3. The ability to actually measure and control utilization depends on significant information systems, great nurse and physician leadership, tracking abilities as well as having a good deal of the medical coverage costs under control. To the extent an ACO has contracts with a great deal of the providers necessary to provide healthcare services, the better it should be able to control costs. ACOs that truly invest in services and in infrastructure and provide a true value in managing costs will have a much greater likelihood of long-term success.
4. The political proposition in the Healthcare Reform Act as well as rhetoric from Washington, D.C., tends to favor the development of ACOs over Medicare Advantage plans. The overall concept of pushing down responsibility for the entire cost of care is a very similar concept in Medicare Advantage plans as it is in ACOs. Thus, it is no surprise that organizations like Humana that were major players in the Medicare Advantage plan business are now examining ways to be in the ACO business with partners.
5. An ACO can be co-owned or it can be owned by one party. Moreover, an ACO can be developed by a wide range of healthcare provider groups from multispecialty physician groups to integrated physician/hospital organizations. This flexibility extends into payment arrangements, which may take the form of the traditional fee-for-service with a percentage return on savings or a flat rate per patient, among others. Whether an ACO is managed by one party or co-owned by parties, it will need contracts with providers that will allow for controlling costs, utilization and quality. Providers who contract with ACOs will be skeptical of the potential financial benefits and how closely they relate to their own efforts. It may start to remind providers of the HMO and PPO withhold contracts of a decade ago.
6. Surgery centers in the ACO environment like many other providers are more likely to simply be a cost center than a manager of patients and costs. If an ACO is really driven by a hospital system, notwithstanding the lower costs of surgery center services, there is a high likelihood that the hospital system will gravitate towards using or rewarding its own operating rooms as a strong preference and reward providers who steer business to its operating rooms rather than towards surgery centers.
7. There is no real proposition currently in healthcare reform as to single-specialty ACOs. However, we will likely see significant developments around chronic high cost diseases.
8. Where two competitive systems contract together to either form an ACO or offer services through an ACO (or an ACO includes each independent and employed physicians), there is a risk (reality) of sharing pricing information and/or a risk of price fixing allegations. This risk is what is leading to the discussion of the need for an anti-trust exemption for ACOs. The Association of Health Insurance Plans (AHIP) discourages such exemption.
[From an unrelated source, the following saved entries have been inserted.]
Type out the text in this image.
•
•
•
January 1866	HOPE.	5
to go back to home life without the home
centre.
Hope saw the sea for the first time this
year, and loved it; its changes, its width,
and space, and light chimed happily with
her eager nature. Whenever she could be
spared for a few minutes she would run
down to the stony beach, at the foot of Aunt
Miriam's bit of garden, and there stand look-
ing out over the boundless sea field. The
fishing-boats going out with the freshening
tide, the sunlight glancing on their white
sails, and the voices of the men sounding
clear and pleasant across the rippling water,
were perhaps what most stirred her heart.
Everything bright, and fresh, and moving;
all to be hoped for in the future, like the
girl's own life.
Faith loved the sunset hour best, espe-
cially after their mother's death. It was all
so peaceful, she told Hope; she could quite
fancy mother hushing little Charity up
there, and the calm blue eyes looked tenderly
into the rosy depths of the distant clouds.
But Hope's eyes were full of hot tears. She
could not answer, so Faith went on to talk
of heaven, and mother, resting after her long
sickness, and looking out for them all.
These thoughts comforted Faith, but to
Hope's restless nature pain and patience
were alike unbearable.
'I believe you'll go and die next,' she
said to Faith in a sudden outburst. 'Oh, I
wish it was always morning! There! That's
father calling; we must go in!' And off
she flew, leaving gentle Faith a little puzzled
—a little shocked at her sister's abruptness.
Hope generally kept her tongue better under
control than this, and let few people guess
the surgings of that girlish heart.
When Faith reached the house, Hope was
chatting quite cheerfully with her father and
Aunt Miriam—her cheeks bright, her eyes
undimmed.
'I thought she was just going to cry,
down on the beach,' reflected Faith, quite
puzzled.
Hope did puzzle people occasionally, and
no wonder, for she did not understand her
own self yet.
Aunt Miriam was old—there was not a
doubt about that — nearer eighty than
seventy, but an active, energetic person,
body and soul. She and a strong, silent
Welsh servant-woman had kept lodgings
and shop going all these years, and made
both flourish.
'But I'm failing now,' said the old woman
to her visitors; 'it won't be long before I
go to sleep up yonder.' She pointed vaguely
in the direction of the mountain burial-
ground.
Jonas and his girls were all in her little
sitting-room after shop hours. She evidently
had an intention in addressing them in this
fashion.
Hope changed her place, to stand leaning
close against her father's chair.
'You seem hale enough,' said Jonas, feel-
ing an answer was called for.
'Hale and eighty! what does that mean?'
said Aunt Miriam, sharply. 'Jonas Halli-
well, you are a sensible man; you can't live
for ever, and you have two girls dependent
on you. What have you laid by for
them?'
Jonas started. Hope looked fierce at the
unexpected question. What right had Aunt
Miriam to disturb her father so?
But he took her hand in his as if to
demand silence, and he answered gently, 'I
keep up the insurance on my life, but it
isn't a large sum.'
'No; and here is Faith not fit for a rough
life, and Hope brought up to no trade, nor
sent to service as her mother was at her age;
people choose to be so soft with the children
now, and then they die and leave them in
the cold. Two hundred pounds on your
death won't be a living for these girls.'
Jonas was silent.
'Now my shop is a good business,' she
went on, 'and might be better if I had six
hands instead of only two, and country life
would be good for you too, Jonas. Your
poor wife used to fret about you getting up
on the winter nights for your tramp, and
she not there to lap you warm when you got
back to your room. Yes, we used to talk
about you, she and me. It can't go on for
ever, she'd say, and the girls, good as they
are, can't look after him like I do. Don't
Providers are pushing for such an exemption. Absent an exemption, many efforts will fall into an anti trust gray area and further encourage complete consolidation.
9. The financial arrangements that are used in ACOs, such as shared savings, raise the possibility of impermissible payments under the Anti-Kickback Statute or the Stark Act. ACOs can attempt to structure their relationships to meet personal services or fair market value exceptions or other exceptions. However, these exceptions are often not a perfect fit. There is also not a simply ability to take advantage of safe-harbors under the Anti-Kickback Statute. The integrated delivery system model generally provides greater legal comfort from an antitrust, Stark and Anti Kickback perspective.